Paul shows a career résumé that is very impressive as well. He has been successfully employed as a Broadway actor for nearly 20 years. He did his undergraduate work in theater and music at the University of Illinois at Urbana-Champaign, where he performed with his friend, former Miss Rockford, Jenine Cannell.

Paul Castree as Simeon and Company in "Those Canaan Days" (Photo by Daniel A. Swalec).
Paul Castree as Simeon and Company in “Those Canaan Days” (Photo by Daniel A. Swalec).

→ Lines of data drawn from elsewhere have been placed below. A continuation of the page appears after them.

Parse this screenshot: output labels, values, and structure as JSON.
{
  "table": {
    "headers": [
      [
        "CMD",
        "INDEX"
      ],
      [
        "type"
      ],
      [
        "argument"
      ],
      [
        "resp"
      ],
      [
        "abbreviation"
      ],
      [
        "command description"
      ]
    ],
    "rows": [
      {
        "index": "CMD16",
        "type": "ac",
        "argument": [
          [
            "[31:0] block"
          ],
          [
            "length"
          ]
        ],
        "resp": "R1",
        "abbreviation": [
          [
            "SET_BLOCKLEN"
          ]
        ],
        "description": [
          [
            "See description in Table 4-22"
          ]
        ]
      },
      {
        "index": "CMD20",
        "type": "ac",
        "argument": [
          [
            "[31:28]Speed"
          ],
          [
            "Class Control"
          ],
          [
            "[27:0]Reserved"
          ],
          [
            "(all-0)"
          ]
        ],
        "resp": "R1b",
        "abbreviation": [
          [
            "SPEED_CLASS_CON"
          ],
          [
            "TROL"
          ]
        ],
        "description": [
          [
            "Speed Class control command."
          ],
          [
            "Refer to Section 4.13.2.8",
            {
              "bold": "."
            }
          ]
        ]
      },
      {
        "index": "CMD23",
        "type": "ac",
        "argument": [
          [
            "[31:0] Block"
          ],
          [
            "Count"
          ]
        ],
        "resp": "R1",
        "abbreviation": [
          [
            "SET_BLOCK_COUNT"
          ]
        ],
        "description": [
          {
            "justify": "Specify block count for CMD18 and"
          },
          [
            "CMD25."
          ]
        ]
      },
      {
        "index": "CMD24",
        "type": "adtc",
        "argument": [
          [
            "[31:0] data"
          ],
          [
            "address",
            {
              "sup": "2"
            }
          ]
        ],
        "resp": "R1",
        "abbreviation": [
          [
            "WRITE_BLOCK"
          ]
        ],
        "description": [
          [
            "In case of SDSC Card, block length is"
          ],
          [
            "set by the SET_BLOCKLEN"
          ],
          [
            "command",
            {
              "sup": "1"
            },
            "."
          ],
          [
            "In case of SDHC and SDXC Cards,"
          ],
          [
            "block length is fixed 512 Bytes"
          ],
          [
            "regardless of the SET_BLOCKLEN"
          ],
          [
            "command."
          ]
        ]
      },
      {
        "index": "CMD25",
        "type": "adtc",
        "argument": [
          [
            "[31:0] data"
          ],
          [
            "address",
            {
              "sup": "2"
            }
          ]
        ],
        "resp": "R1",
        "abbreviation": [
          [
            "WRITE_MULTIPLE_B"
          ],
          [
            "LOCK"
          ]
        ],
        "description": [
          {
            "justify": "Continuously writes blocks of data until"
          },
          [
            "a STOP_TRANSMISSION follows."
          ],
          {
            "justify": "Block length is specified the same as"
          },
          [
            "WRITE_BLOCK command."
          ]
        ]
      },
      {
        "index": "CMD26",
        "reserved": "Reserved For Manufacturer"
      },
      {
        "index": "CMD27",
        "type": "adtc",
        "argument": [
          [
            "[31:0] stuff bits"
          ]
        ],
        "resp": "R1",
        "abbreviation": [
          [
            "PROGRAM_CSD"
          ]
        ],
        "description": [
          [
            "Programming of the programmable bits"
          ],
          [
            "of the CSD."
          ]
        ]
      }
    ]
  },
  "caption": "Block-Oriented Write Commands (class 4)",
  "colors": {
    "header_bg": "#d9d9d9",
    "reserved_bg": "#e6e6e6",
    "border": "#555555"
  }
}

After college, in summer 1990, at home in Rockford and looking for work, he received a phone call from a friend in New York City, suggesting he come to the city for an “open audition” for a new revival of Bye Bye Birdie, to star Tommie Tune. He scraped together enough for airfare, flew in, and at 8 a.m. the next morning, auditioned for the show. They asked him to hang around, and by the evening, he had signed a contract to go on tour with the show in the featured role of Harvey Johnson; they had been looking for a real “Midwestern” look; and with his red hair and looking like Opie Taylor himself, he was a natural. He has been employed steadily ever since.

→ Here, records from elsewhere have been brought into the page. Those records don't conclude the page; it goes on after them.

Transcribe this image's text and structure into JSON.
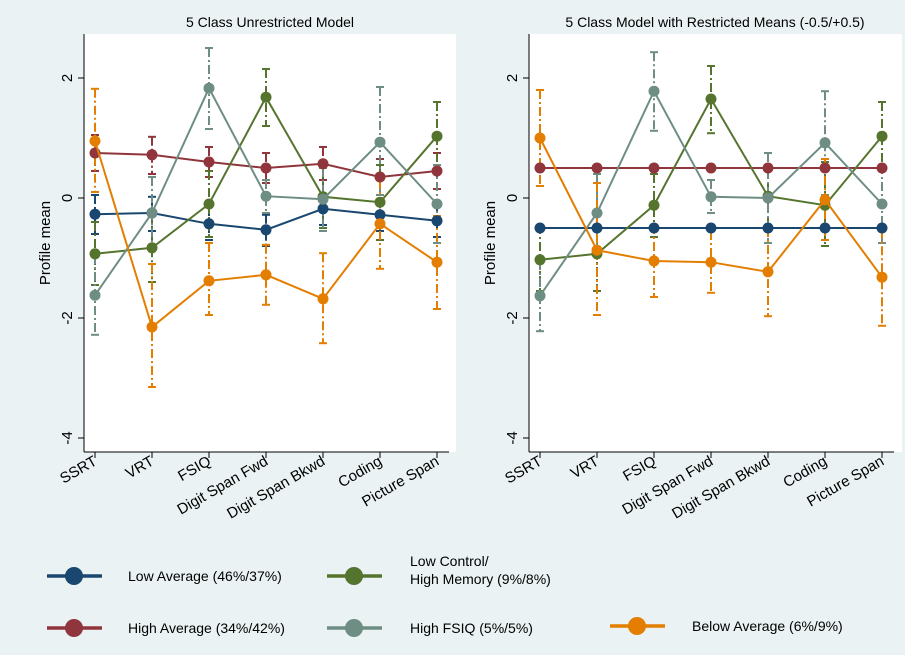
{
  "chart_data": [
    {
      "type": "line",
      "title": "5 Class Unrestricted Model",
      "xlabel": "",
      "ylabel": "Profile mean",
      "ylim": [
        -4,
        2.6
      ],
      "yticks": [
        -4,
        -2,
        0,
        2
      ],
      "categories": [
        "SSRT",
        "VRT",
        "FSIQ",
        "Digit Span Fwd",
        "Digit Span Bkwd",
        "Coding",
        "Picture Span"
      ],
      "error_bars": "dashed vertical intervals with caps",
      "grid": false,
      "series": [
        {
          "name": "Low Average (46%/37%)",
          "color": "#1a476f",
          "values": [
            -0.27,
            -0.25,
            -0.43,
            -0.53,
            -0.18,
            -0.28,
            -0.38
          ],
          "lower": [
            -0.6,
            -0.55,
            -0.7,
            -0.8,
            -0.45,
            -0.55,
            -0.65
          ],
          "upper": [
            0.05,
            0.02,
            -0.15,
            -0.28,
            0.05,
            -0.02,
            -0.1
          ]
        },
        {
          "name": "High Average (34%/42%)",
          "color": "#90353b",
          "values": [
            0.75,
            0.72,
            0.6,
            0.5,
            0.57,
            0.35,
            0.45
          ],
          "lower": [
            0.45,
            0.4,
            0.35,
            0.25,
            0.3,
            0.05,
            0.15
          ],
          "upper": [
            1.05,
            1.02,
            0.85,
            0.75,
            0.85,
            0.65,
            0.75
          ]
        },
        {
          "name": "Low Control/ High Memory (9%/8%)",
          "color": "#55752f",
          "values": [
            -0.93,
            -0.83,
            -0.1,
            1.68,
            0.02,
            -0.07,
            1.03
          ],
          "lower": [
            -1.45,
            -1.4,
            -0.65,
            1.2,
            -0.5,
            -0.7,
            0.45
          ],
          "upper": [
            -0.4,
            -0.27,
            0.45,
            2.15,
            0.55,
            0.55,
            1.6
          ]
        },
        {
          "name": "High FSIQ (5%/5%)",
          "color": "#6e8e84",
          "values": [
            -1.62,
            -0.25,
            1.83,
            0.03,
            -0.02,
            0.93,
            -0.1
          ],
          "lower": [
            -2.28,
            -0.85,
            1.15,
            -0.25,
            -0.55,
            0.05,
            -0.75
          ],
          "upper": [
            -0.95,
            0.35,
            2.5,
            0.3,
            0.5,
            1.85,
            0.55
          ]
        },
        {
          "name": "Below Average (6%/9%)",
          "color": "#e37e00",
          "values": [
            0.95,
            -2.15,
            -1.38,
            -1.28,
            -1.68,
            -0.43,
            -1.07
          ],
          "lower": [
            0.1,
            -3.15,
            -1.95,
            -1.78,
            -2.42,
            -1.18,
            -1.85
          ],
          "upper": [
            1.82,
            -1.1,
            -0.75,
            -0.78,
            -0.92,
            0.3,
            -0.3
          ]
        }
      ]
    },
    {
      "type": "line",
      "title": "5 Class Model with Restricted Means (-0.5/+0.5)",
      "xlabel": "",
      "ylabel": "Profile mean",
      "ylim": [
        -4,
        2.6
      ],
      "yticks": [
        -4,
        -2,
        0,
        2
      ],
      "categories": [
        "SSRT",
        "VRT",
        "FSIQ",
        "Digit Span Fwd",
        "Digit Span Bkwd",
        "Coding",
        "Picture Span"
      ],
      "error_bars": "dashed vertical intervals with caps",
      "grid": false,
      "series": [
        {
          "name": "Low Average (46%/37%)",
          "color": "#1a476f",
          "values": [
            -0.5,
            -0.5,
            -0.5,
            -0.5,
            -0.5,
            -0.5,
            -0.5
          ],
          "lower": [
            -0.55,
            -0.55,
            -0.55,
            -0.55,
            -0.55,
            -0.55,
            -0.55
          ],
          "upper": [
            -0.45,
            -0.45,
            -0.45,
            -0.45,
            -0.45,
            -0.45,
            -0.45
          ]
        },
        {
          "name": "High Average (34%/42%)",
          "color": "#90353b",
          "values": [
            0.5,
            0.5,
            0.5,
            0.5,
            0.5,
            0.5,
            0.5
          ],
          "lower": [
            0.45,
            0.45,
            0.45,
            0.45,
            0.45,
            0.45,
            0.45
          ],
          "upper": [
            0.55,
            0.55,
            0.55,
            0.55,
            0.55,
            0.55,
            0.55
          ]
        },
        {
          "name": "Low Control/ High Memory (9%/8%)",
          "color": "#55752f",
          "values": [
            -1.03,
            -0.93,
            -0.12,
            1.65,
            0.03,
            -0.12,
            1.03
          ],
          "lower": [
            -1.55,
            -1.55,
            -0.65,
            1.08,
            -0.5,
            -0.8,
            0.45
          ],
          "upper": [
            -0.45,
            -0.3,
            0.4,
            2.2,
            0.55,
            0.6,
            1.6
          ]
        },
        {
          "name": "High FSIQ (5%/5%)",
          "color": "#6e8e84",
          "values": [
            -1.63,
            -0.25,
            1.78,
            0.02,
            0.0,
            0.92,
            -0.1
          ],
          "lower": [
            -2.22,
            -0.9,
            1.12,
            -0.25,
            -0.75,
            0.05,
            -0.75
          ],
          "upper": [
            -1.05,
            0.4,
            2.43,
            0.3,
            0.75,
            1.78,
            0.55
          ]
        },
        {
          "name": "Below Average (6%/9%)",
          "color": "#e37e00",
          "values": [
            1.0,
            -0.87,
            -1.05,
            -1.07,
            -1.23,
            -0.03,
            -1.32
          ],
          "lower": [
            0.2,
            -1.95,
            -1.65,
            -1.58,
            -1.97,
            -0.7,
            -2.13
          ],
          "upper": [
            1.8,
            0.25,
            -0.45,
            -0.55,
            -0.5,
            0.65,
            -0.52
          ]
        }
      ]
    }
  ],
  "legend": {
    "placement": "bottom",
    "items": [
      {
        "label": "Low Average (46%/37%)",
        "color": "#1a476f"
      },
      {
        "label_line1": "Low Control/",
        "label_line2": "High Memory (9%/8%)",
        "color": "#55752f"
      },
      {
        "label": "High Average (34%/42%)",
        "color": "#90353b"
      },
      {
        "label": "High FSIQ (5%/5%)",
        "color": "#6e8e84"
      },
      {
        "label": "Below Average (6%/9%)",
        "color": "#e37e00"
      }
    ]
  }
}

Actually, his first “on Broadway” show was the 1994 revival of Grease; and since then, he has appeared in the original casts, and therefore done the original cast albums, of nearly a dozen other shows, including Footloose (1998), Saturday Night Fever (1999), All Shook Up (2005), High Fidelity (2006), Young Frankenstein (2007) and 9 to 5 (2009). That sort of record puts him right up there with the success stories of his fellow Boylan celebs.

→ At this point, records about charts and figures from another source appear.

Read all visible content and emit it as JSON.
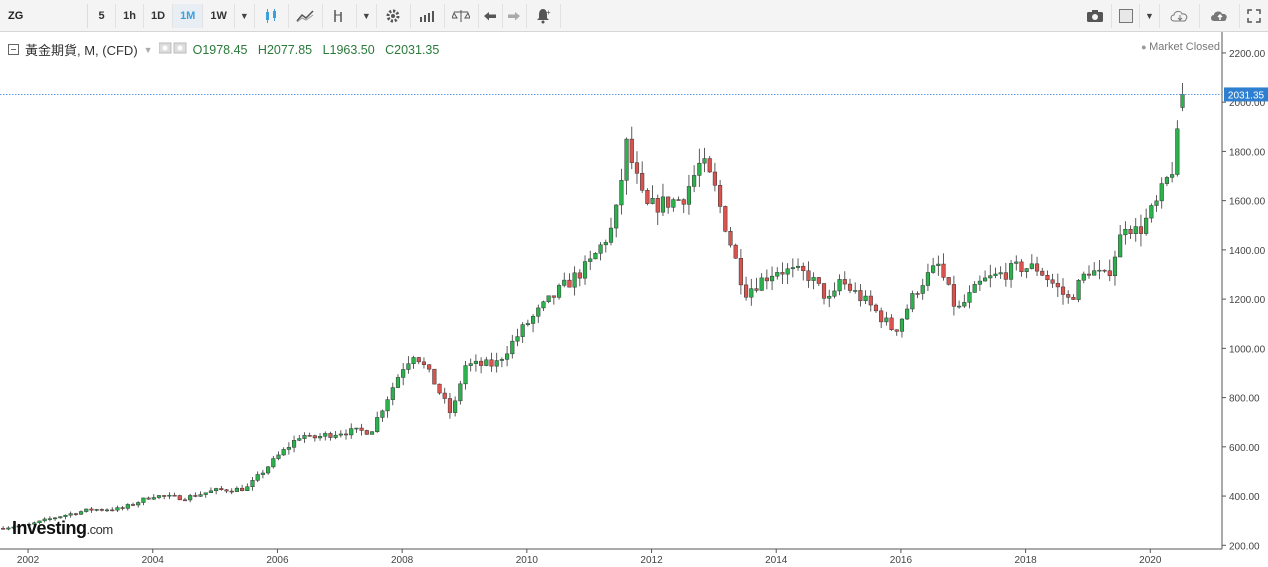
{
  "toolbar": {
    "symbol": "ZG",
    "intervals": [
      "5",
      "1h",
      "1D",
      "1M",
      "1W"
    ],
    "active_interval": "1M"
  },
  "legend": {
    "title": "黃金期貨, M, (CFD)",
    "open_label": "O",
    "open": "1978.45",
    "high_label": "H",
    "high": "2077.85",
    "low_label": "L",
    "low": "1963.50",
    "close_label": "C",
    "close": "2031.35"
  },
  "status": {
    "market": "Market Closed"
  },
  "branding": {
    "logo": "Investing",
    "logo_suffix": ".com"
  },
  "colors": {
    "up": "#2bb24c",
    "down": "#d9534f",
    "price_line": "#4a90e2",
    "price_label_bg": "#2f7fd0"
  },
  "chart_data": {
    "type": "candlestick",
    "interval": "monthly",
    "x_range": [
      2001.55,
      2021.15
    ],
    "ylim": [
      185,
      2285
    ],
    "y_ticks": [
      200,
      400,
      600,
      800,
      1000,
      1200,
      1400,
      1600,
      1800,
      2000,
      2200
    ],
    "y_tick_labels": [
      "200.00",
      "400.00",
      "600.00",
      "800.00",
      "1000.00",
      "1200.00",
      "1400.00",
      "1600.00",
      "1800.00",
      "2000.00",
      "2200.00"
    ],
    "x_ticks": [
      "2002",
      "2004",
      "2006",
      "2008",
      "2010",
      "2012",
      "2014",
      "2016",
      "2018",
      "2020"
    ],
    "last_price": "2031.35",
    "close_anchors": [
      [
        2001.6,
        272
      ],
      [
        2002.0,
        282
      ],
      [
        2002.5,
        318
      ],
      [
        2003.0,
        345
      ],
      [
        2003.5,
        348
      ],
      [
        2004.0,
        402
      ],
      [
        2004.5,
        392
      ],
      [
        2005.0,
        423
      ],
      [
        2005.5,
        430
      ],
      [
        2006.0,
        560
      ],
      [
        2006.4,
        654
      ],
      [
        2006.5,
        632
      ],
      [
        2007.0,
        660
      ],
      [
        2007.5,
        665
      ],
      [
        2008.0,
        920
      ],
      [
        2008.2,
        985
      ],
      [
        2008.5,
        870
      ],
      [
        2008.8,
        725
      ],
      [
        2009.0,
        930
      ],
      [
        2009.5,
        935
      ],
      [
        2010.0,
        1100
      ],
      [
        2010.5,
        1230
      ],
      [
        2011.0,
        1340
      ],
      [
        2011.4,
        1500
      ],
      [
        2011.6,
        1825
      ],
      [
        2011.9,
        1570
      ],
      [
        2012.5,
        1610
      ],
      [
        2012.8,
        1760
      ],
      [
        2013.0,
        1660
      ],
      [
        2013.3,
        1400
      ],
      [
        2013.5,
        1230
      ],
      [
        2014.0,
        1320
      ],
      [
        2014.5,
        1300
      ],
      [
        2014.9,
        1180
      ],
      [
        2015.0,
        1280
      ],
      [
        2015.5,
        1175
      ],
      [
        2015.9,
        1070
      ],
      [
        2016.3,
        1260
      ],
      [
        2016.6,
        1335
      ],
      [
        2016.9,
        1150
      ],
      [
        2017.3,
        1270
      ],
      [
        2017.9,
        1330
      ],
      [
        2018.2,
        1325
      ],
      [
        2018.7,
        1195
      ],
      [
        2019.0,
        1320
      ],
      [
        2019.3,
        1285
      ],
      [
        2019.6,
        1510
      ],
      [
        2019.8,
        1470
      ],
      [
        2020.1,
        1585
      ],
      [
        2020.4,
        1760
      ],
      [
        2020.5,
        2031.35
      ]
    ]
  }
}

And now, he is featured in the Broadway-in-Chicago current hit at the Cadillac Palace, Joseph and the Amazing Techicolor Dreamcoat, until March 30. He still has his red hair, and a nice healthy red beard and mustache as well. He still credits much of his career luck to his red hair.

Personally, I can tell you it was much more than his red hair. Even after spending only a short time with Paul Castree, I can tell you this is one of those really “nice” people; and that’s exactly what everyone told me. People here in town, Kathy Stevens, Jim Crow, Gordon Odegard. And after the show last week in Chicago, when I chatted backstage with some of his fellow actors, same comments: “He’s a great guy!” His co-star, leading man Ace Young, wanted to be quoted precisely: “I’ve been constantly impressed with Paul’s terrific comedic timing and his musical ability.” One of the youngest members of the Ensemble, Brandon Husdon, who plays Benjamin, said: “Paul has really been an inspiration to me. He’s the nicest guy I’ve met anywhere in theater.”

Isn’t it great to find out that sometimes it’s really true: “Good guys do succeed.”